Across disciplines at the Institute, Krakauer has directed and grown an administrative team and community of 350 research collaborators, helping to bring in more than $65 million in competitive grant dollars from public and private funding agencies to the university. He’s established distinct fellowships for faculty and students to encourage collaborations and experimentation of importance across fields. He’s also played a key role in recruiting valuable hires to WID, working with departments across campus to bring leading experts in creativity, epigenetics, optimization and tissue engineering to the organization and university at large.
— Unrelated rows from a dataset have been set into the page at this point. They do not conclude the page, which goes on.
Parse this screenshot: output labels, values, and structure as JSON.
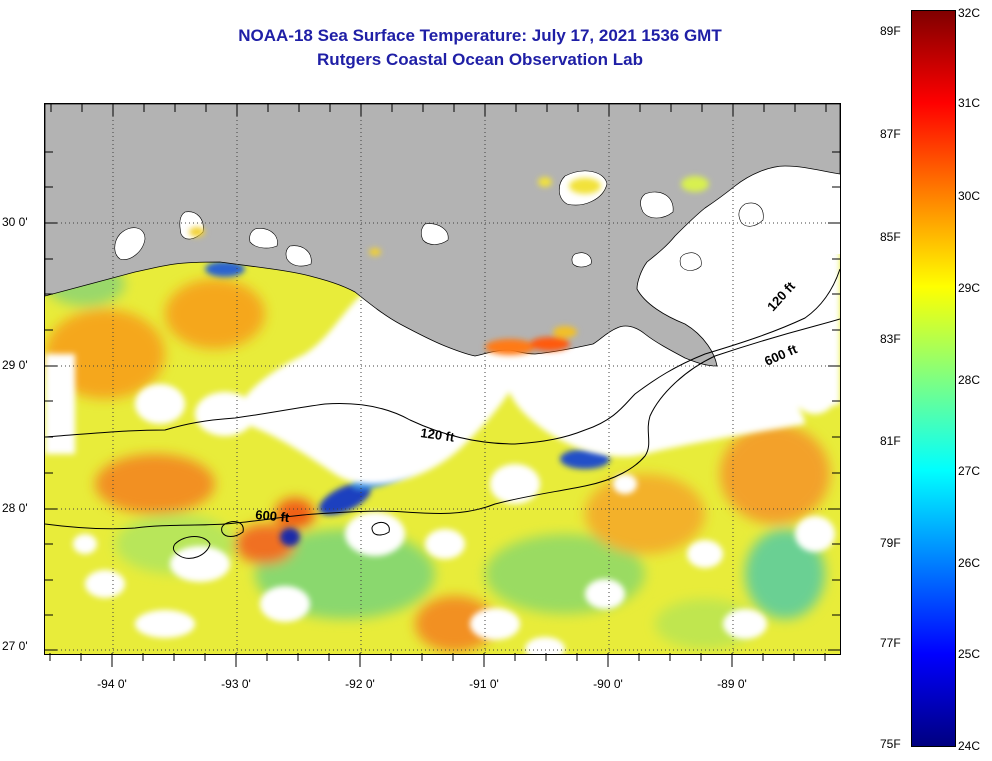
{
  "header": {
    "title_line_1": "NOAA-18 Sea Surface Temperature:  July 17, 2021 1536 GMT",
    "title_line_2": "Rutgers Coastal Ocean Observation Lab"
  },
  "map": {
    "lat_labels": [
      "30 0'",
      "29 0'",
      "28 0'",
      "27 0'"
    ],
    "lon_labels": [
      "-94 0'",
      "-93 0'",
      "-92 0'",
      "-91 0'",
      "-90 0'",
      "-89 0'"
    ],
    "contour_labels": {
      "upper_120": "120 ft",
      "upper_600": "600 ft",
      "lower_120": "120 ft",
      "lower_600": "600 ft"
    },
    "colors": {
      "land": "#b3b3b3",
      "cloud": "#ffffff",
      "grid": "#404040"
    }
  },
  "colorbar": {
    "fahrenheit_labels": [
      "89F",
      "87F",
      "85F",
      "83F",
      "81F",
      "79F",
      "77F",
      "75F"
    ],
    "celsius_labels": [
      "32C",
      "31C",
      "30C",
      "29C",
      "28C",
      "27C",
      "26C",
      "25C",
      "24C"
    ],
    "gradient_top_to_bottom": [
      "#800000",
      "#ff0000",
      "#ff8000",
      "#ffff00",
      "#80ff80",
      "#00ffff",
      "#0080ff",
      "#0000ff",
      "#000080"
    ]
  }
}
Krakauer also brought the Institute on the road during his tenure to establish collaborations and relationships. He’s given more than 50 talks on complexity science, institutional building, and the future of research to thousands of people at events around the United States in coordination with universities, companies, the Wisconsin Alumni Association, NASA and the Kellogg Innovation Network.
“David has been a valued asset and a great leader for WID. His expertise and sage guidance of this fledgling institute has helped get it up and running and on the map,” says Marsha Mailick, UW–Madison interim Vice Chancellor for Research and Graduate Education. “His leadership has helped position the Institute for future success.”
Krakauer’s transition to Santa Fe prompts moving the Center for Complexity and Collective Computation (C4) to New Mexico. While at WID, he and collaborator Jessica Flack have co-directed C4, examining the informational and computational principles that underlie society and life on Earth. Flack built C4 from the ground up and as part of that effort founded the John von Neumann Public Lecture series in Complexity and Computation, drawing audiences of as many as 450 people into the Discovery Building to hear from a variety of expert speakers, across a range of organizations, from Google to Princeton University. Flack will also join SFI as a professor and researcher.
Talking to faculty about Krakauer’s directorship, one thing is clear: he’s laid a foundation for a culture that’s both curious and tenacious.
“David’s time at the head of WID is marked by a rare combination of virtues: brio and rigor,” says Jordan Ellenberg, a fellow with the Institute and professor of math. “It’s our task now to carry on as rigorously and as con brio as we can, having learned from his example.”
David will remain Director through June 30, 2015.